13. De rechtbank overweegt voorts dat een beroep op artikel 8 EVRM dient te falen. De weigering om aan eiser verblijf hier te lande toe te staan vormt geen inmenging in het familie- en gezinsleven van eiser en referente, nu deze
weigering er niet toe strekt eiser een verblijfstitel te ontnemen die hem tot het uitoefenen van dit familie- en gezinsleven hier te lande in staat stelde. Niet is gebleken van zodanige feiten en omstandigheden dat uit het recht op
respect voor het familie- en gezinsleven voor verweerder de positieve verplichting voortvloeit om aan eiseres verblijf hier te lande toe te staan. Van belang is dat het voor eiser en referente geenszins onmogelijk is om aan de
voorwaarden van het beleid te voldoen. Voorts is er geen sprake van objectieve belemmering om het familie- en gezinsleven in Dominicaanse Republiek uit te oefenen.

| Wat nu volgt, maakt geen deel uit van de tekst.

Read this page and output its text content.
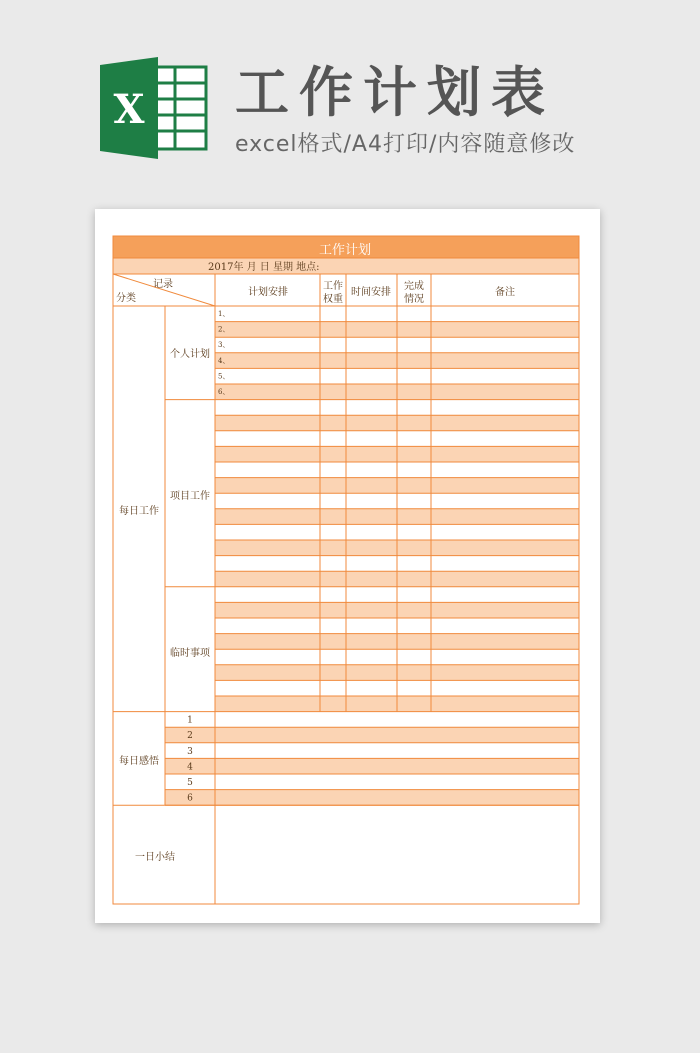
X 工作计划表
excel格式/A4打印/内容随意修改
工作计划
2017年 月 日 星期 地点:
记录
分类
计划安排
工作
权重
时间安排
完成
情况
备注
每日工作
个人计划
项目工作
临时事项
每日感悟
一日小结
1、
2、
3、
4、
5、
6、
1
2
3
4
5
6
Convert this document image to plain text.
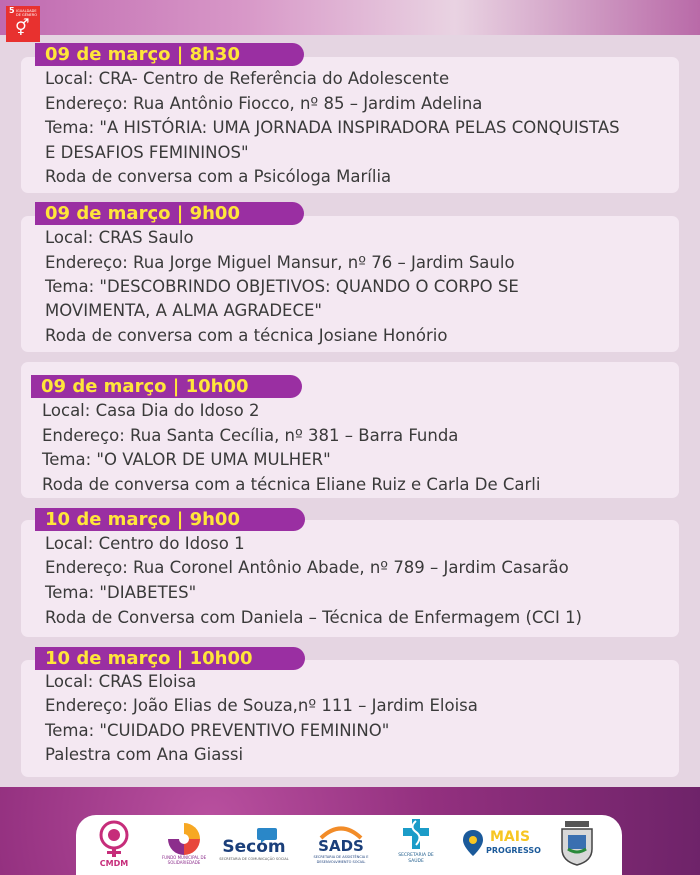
5 IGUALDADE DE GÊNERO
⚥
09 de março | 8h30
Local: CRA- Centro de Referência do Adolescente
Endereço: Rua Antônio Fiocco, nº 85 – Jardim Adelina
Tema: "A HISTÓRIA: UMA JORNADA INSPIRADORA PELAS CONQUISTAS
E DESAFIOS FEMININOS"
Roda de conversa com a Psicóloga Marília
09 de março | 9h00
Local: CRAS Saulo
Endereço: Rua Jorge Miguel Mansur, nº 76 – Jardim Saulo
Tema: "DESCOBRINDO OBJETIVOS: QUANDO O CORPO SE
MOVIMENTA, A ALMA AGRADECE"
Roda de conversa com a técnica Josiane Honório
09 de março | 10h00
Local: Casa Dia do Idoso 2
Endereço: Rua Santa Cecília, nº 381 – Barra Funda
Tema: "O VALOR DE UMA MULHER"
Roda de conversa com a técnica Eliane Ruiz e Carla De Carli
10 de março | 9h00
Local: Centro do Idoso 1
Endereço: Rua Coronel Antônio Abade, nº 789 – Jardim Casarão
Tema: "DIABETES"
Roda de Conversa com Daniela – Técnica de Enfermagem (CCI 1)
10 de março | 10h00
Local: CRAS Eloisa
Endereço: João Elias de Souza,nº 111 – Jardim Eloisa
Tema: "CUIDADO PREVENTIVO FEMININO"
Palestra com Ana Giassi
CMDM
FUNDO MUNICIPAL DE SOLIDARIEDADE
Secom
SECRETARIA DE COMUNICAÇÃO SOCIAL
SADS
SECRETARIA DE ASSISTÊNCIA E DESENVOLVIMENTO SOCIAL
SECRETARIA DE SAÚDE
MAIS
PROGRESSO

14. Op grond van het vorenstaande is de rechtbank van oordeel dat verweerder terecht heeft vastgesteld dat eiser ingevolge genoemd beleid niet in aanmerking komt voor de gevraagde vergunning. Evenmin is gebleken van overige
klemmende redenen van humanitaire aard op grond waarvan verweerder een vergunning tot verblijf in redelijkheid niet heeft kunnen onthouden.
15. Het beroep is derhalve ongegrond.
16. Van omstandigheden op grond waarvan één der partijen moet worden veroordeeld in de kosten van de andere partij, is de rechtbank niet gebleken.
III. BESLISSING
De Arrondissementsrechtbank 's-Gravenhage,
RECHT DOENDE:
verklaart het beroep ongegrond.
IV. RECHTSMIDDEL
Tegen deze uitspraak staat geen gewoon rechtsmiddel open.
Aldus gedaan door mr. T.M.A. Claessens en in het openbaar uitgesproken
op 10 april 2000, in tegenwoordigheid van mr. M. van Loon, griffier.